让我们开始考虑这个程序是如何工作的。它应该接收一个 new_password 的 URL 参数来为用户设置新密码。它会解析 URL 参数以获取 new_password 和 csrf_token。然后，它会验证 CSRF 令牌并执行 POST 请求以更改用户的密码。

This program has multiple issues. First, it contains several revealing developer comments 1 . It points out that the request to change the user’s password is initiated by a GET request, and both the user’s new password and CSRF token are communicated in the URL. Transmitting secrets in URLs is bad practice because they may be made available to browser histories, browser extensions, and traffic analytics providers. This creates the possibility of attackers stealing these secrets. Next, another development comment points out that the user’s current password isn’t needed to change to a new password! A third revealing comment points out to the attacker that the CSRF referer check functionality is incomplete 4 .

该程序存在多个问题。首先，它包含多个暴露开发者注释的部分。1.它指出更改用户密码的请求是通过 GET 请求发起的，并且用户的新密码和 CSRF 令牌都在 URL 中进行通信。在 URL 中传输密钥是不好的做法，因为它们可能会被浏览器历史记录、浏览器扩展和流量分析提供者公开。这会导致攻击者窃取这些秘密的可能性。其次，另一个开发注释指出，不需要用户当前的密码就可以更改新密码！第三个显露性评论指出，CSRF referrer 检查功能不完整。

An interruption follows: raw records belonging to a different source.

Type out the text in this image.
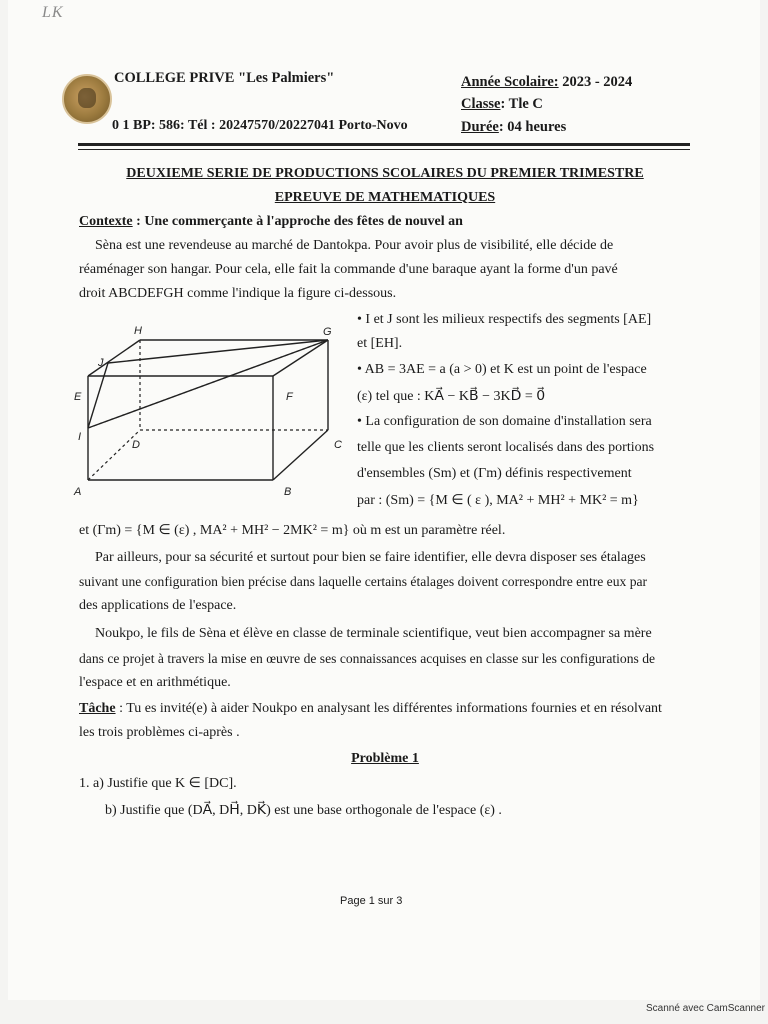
LK
COLLEGE PRIVE "Les Palmiers"
0 1 BP: 586: Tél : 20247570/20227041 Porto-Novo
Année Scolaire: 2023 - 2024
Classe: Tle C
Durée: 04 heures
DEUXIEME SERIE DE PRODUCTIONS SCOLAIRES DU PREMIER TRIMESTRE
EPREUVE DE MATHEMATIQUES
Contexte : Une commerçante à l'approche des fêtes de nouvel an
Sèna est une revendeuse au marché de Dantokpa. Pour avoir plus de visibilité, elle décide de
réaménager son hangar. Pour cela, elle fait la commande d'une baraque ayant la forme d'un pavé
droit ABCDEFGH comme l'indique la figure ci-dessous.
H	G
J
E	F
I
D	C
A	B
• I et J sont les milieux respectifs des segments [AE]
et [EH].
• AB = 3AE = a (a > 0) et K est un point de l'espace
(ε) tel que : KA⃗ − KB⃗ − 3KD⃗ = 0⃗
• La configuration de son domaine d'installation sera
telle que les clients seront localisés dans des portions
d'ensembles (Sm) et (Γm) définis respectivement
par : (Sm) = {M ∈ ( ε ), MA² + MH² + MK² = m}
et (Γm) = {M ∈ (ε) , MA² + MH² − 2MK² = m} où m est un paramètre réel.
Par ailleurs, pour sa sécurité et surtout pour bien se faire identifier, elle devra disposer ses étalages
suivant une configuration bien précise dans laquelle certains étalages doivent correspondre entre eux par
des applications de l'espace.
Noukpo, le fils de Sèna et élève en classe de terminale scientifique, veut bien accompagner sa mère
dans ce projet à travers la mise en œuvre de ses connaissances acquises en classe sur les configurations de
l'espace et en arithmétique.
Tâche : Tu es invité(e) à aider Noukpo en analysant les différentes informations fournies et en résolvant
les trois problèmes ci-après .
Problème 1
1. a) Justifie que K ∈ [DC].
b) Justifie que (DA⃗, DH⃗, DK⃗) est une base orthogonale de l'espace (ε) .
Page 1 sur 3
Scanné avec CamScanner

You can see for yourself that the program employs two types of CSRF protection, both of which are incomplete. The referer check function checks only if the referer is present, not whether the referer URL is from a legitimate site 3 . Next, the site implements incomplete CSRF token validation. It checks that the CSRF token is valid only if the csrf_token parameter is provided in the URL 2 . Attackers will be able to execute the CSRF to change users’ passwords by simply providing them with a URL that doesn’t have the csrf_token parameter, or contains a blank csrf_token , as in these examples:

你可以自己看到这个程序使用了两种 CSRF 保护，但它们都不完整。Referer 检查函数只检查 Referer 是否存在，而不检查 Referer URL 是否来自合法站点 3。此外，该站点实现的 CSRF 令牌验证也不完整。它只会检查 CSRF 令牌是否有效，仅当 URL 中提供了 csrf_token 参数时才会进行检查 2。攻击者可以通过提供没有 csrf_token 参数或包含空白 csrf_token 的 URL 来执行 CSRF，从而更改用户密码，例如：

https://example.com/change_password?new_password=abc&csrf_token=
https://example.com/change_password?new_password=abc

Code review is an effective way of finding vulnerabilities, so if you can extract source code at any point during your hacking process, dive into the source code and see what you can find. Manual code review can be time-consuming. Using static analysis security testing (SAST) tools is a great way to automate the process. Many open source and commercial SAST tools with different capabilities exist, so if you are interested in code analysis and participating in many source code programs, you might want to look into using a SAST tool that you like.

代码审查是找到漏洞的有效方式，因此，如果您在黑客过程中的任何时候可以提取源代码，请深入研究源代码，并查找您可以找到的内容。手动代码审查可能会花费很长时间。使用静态分析安全测试（SAST）工具是自动化过程的好方法。存在许多具有不同能力的开源和商业 SAST 工具，因此，如果您对代码分析感兴趣并参与许多源代码项目，则可能希望考虑使用您喜欢的 SAST 工具。